Aku kembali menyeruput caramel machiato di hadapanku. Hanya sedikit. Harus hemat-hemat untuk waktu yang entah berapa lama lagi aku menunggu di sini, di kafe di lantai dasar, dengan posisi duduk tepat mengarah ke pintu lobi.
Gedung tempatku bekerja adalah gedung perkantoran dan kantorku berada di lantai delapan. Jadi sampai malam pun tak pernah sepi. Banyak karyawan dari perusahaan lain yang masih lembur.
Sudah terlalu lama sendiri. Sudah terlalu lama aku masih sendiri.
Mata laserku langsung awas. Shit! Lagu ini. Sumpah aku benci banget lagu ini karena seolah jadi theme song bagi Cath untuk mengolok-olokku selama bertahun-tahun. Dan nyeseknya masih aja sama meskipun aku nggak sendiri lagi dan Cath nggak nyanyiin lagu itu lagi. Gimana nggak? Double rasa single.
Aku kembali melirik jam yang melingkar di tangan kiriku. Hampir pukul delapan. Kini aku kegerahan. Gerah karena kesal dan emosi yang udah sampai ke ubun-ubun.
Tadi pagi dia mengantarku. Bahkan cerita tadi pagi sempat membuat Cath berdecak heboh. Membenarkan semua argumennya tentang Mas Abram. Seolah-olah dia yang paling mengerti seluk-beluk pernikahan. Padahal menikah saja belum. Dan perlu diketahui, teori nggak berlaku dalam kehidupan berumah tangga.

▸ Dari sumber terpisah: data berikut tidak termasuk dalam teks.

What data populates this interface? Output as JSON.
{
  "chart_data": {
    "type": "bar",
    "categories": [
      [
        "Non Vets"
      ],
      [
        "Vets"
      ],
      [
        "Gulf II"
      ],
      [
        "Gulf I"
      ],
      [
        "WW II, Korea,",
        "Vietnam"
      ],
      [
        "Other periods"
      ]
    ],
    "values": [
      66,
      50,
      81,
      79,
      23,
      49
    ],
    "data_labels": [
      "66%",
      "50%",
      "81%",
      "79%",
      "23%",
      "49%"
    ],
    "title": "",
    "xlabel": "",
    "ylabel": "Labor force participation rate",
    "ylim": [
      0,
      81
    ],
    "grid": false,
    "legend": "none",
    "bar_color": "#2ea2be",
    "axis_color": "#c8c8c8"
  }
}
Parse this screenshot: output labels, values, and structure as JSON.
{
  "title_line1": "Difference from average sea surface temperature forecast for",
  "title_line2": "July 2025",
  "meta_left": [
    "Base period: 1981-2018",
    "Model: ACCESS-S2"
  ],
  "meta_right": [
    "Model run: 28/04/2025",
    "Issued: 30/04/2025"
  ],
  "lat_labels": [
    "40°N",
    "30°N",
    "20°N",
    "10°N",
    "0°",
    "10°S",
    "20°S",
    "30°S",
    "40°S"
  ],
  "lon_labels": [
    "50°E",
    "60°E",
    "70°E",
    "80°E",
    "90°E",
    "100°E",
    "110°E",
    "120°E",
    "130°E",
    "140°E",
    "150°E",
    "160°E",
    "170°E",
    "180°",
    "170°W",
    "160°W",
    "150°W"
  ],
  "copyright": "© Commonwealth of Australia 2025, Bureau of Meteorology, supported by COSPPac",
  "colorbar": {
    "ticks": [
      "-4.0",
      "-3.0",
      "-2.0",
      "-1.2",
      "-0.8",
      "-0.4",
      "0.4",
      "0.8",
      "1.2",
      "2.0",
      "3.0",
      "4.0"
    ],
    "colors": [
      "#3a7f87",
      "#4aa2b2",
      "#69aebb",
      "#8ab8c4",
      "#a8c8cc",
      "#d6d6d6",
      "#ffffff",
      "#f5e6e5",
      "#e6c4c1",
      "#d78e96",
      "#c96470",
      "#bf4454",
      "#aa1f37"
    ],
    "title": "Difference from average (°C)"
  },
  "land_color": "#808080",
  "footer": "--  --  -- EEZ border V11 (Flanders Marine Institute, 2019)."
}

Tapi meskipun menyangkal aku sempat mengamini kalau ini merupakan sinyal positif, seperti kata Cath, yang ternyata semua hanyalah berujung pada hipotesa semata, karena sampai detik ini Mas Abram nggak nongol juga. Meskipun aku nggak ada kirim pesan, masa dia lupa jemput? Dan aku nggak akan chat duluan. Sejak kapan aku beralih profesi jadi pengemis? Setidaknya itu yang kupikirkan sejak tadi dengan menahan diri. Dan aku berada di sini tentunya untuk menuntut kepekaan Mas Abram.
Tapi hingga waktu bergulir, dan perutku semakin perih menahan lapar, akhirnya aku menyerah. Oke. Cukup. Hanya kali ini aja, aku sebego ini. Besok-besok nggak boleh. Ngerti kamu Ola!
Aku langsung memesan taksi. Tak lama pesanan taksiku datang. Dan dalam kepenatan pulang kerja, ditambah harus menunggu yang tak pasti, pesan dari Mas Abram datang.
Mas Abram : Jemput?
Kurang ajar! Pake banget! “Nggak. Nggak usah! Ngapain pake tanya?!” Sampai sopir memperhatikanku dari balik kaca spion karena mendengar gerutuanku. Aku mendengus keras-keras di kursi penumpang. Terus-menerus memaki Mas Abram dalam hati.
Me : Nggak usah
Penginnya ditambah tanda seru ratusan kali.
***
Sampai di rumah aku langsung menuju kamar. Mas Abram nggak ada. Aku tahu dia di ruang kerjanya. Aman banget pasti, karena nggak perlu repot jemput aku ke kantor, tadi. Aku lagi nggak minat mikirin langkah selanjutnya, meskipun kesal masih berputar-putar. Karena selain tubuhku lengket, perutku juga minta di isi, cepet-cepet pake banget.
Aku nggak niat ngitung sih. Tapi kali ini kayaknya rekor tercepatku menghabiskan waktu di kamar mandi. Karena setelahnya aku langsung ke dapur mencari sesuap nasi dan sebongkah berlian? Enggak. Bukan yang itu, tapi sesuap nasi beneran karena aku laper banget.
Dan... kenyataan yang kudapat sesuap nasi pun nggak ada. Jangankan nasi. Lauk-lauknya pun raib, atau memang nggak pernah ada sejak tadi?
Mataku memicing. Sekilas terasa panas. Pengin nangis karena kesal yang kian menggunung. Segera kulangkahkan kaki lebar ke ruang kerja Mas Abram.
“Tadi nggak ada yang anter katering?” tanyaku tanpa mengetuk, langsung buka gitu aja. Dan jangan kira dia akan terkejut atau apalah, dia cuma noleh.
“Aku yang nggak minta antar.”
“Kenapa?” tanyaku dengan intonasi tinggi yang nggak kutahan-tahan lagi.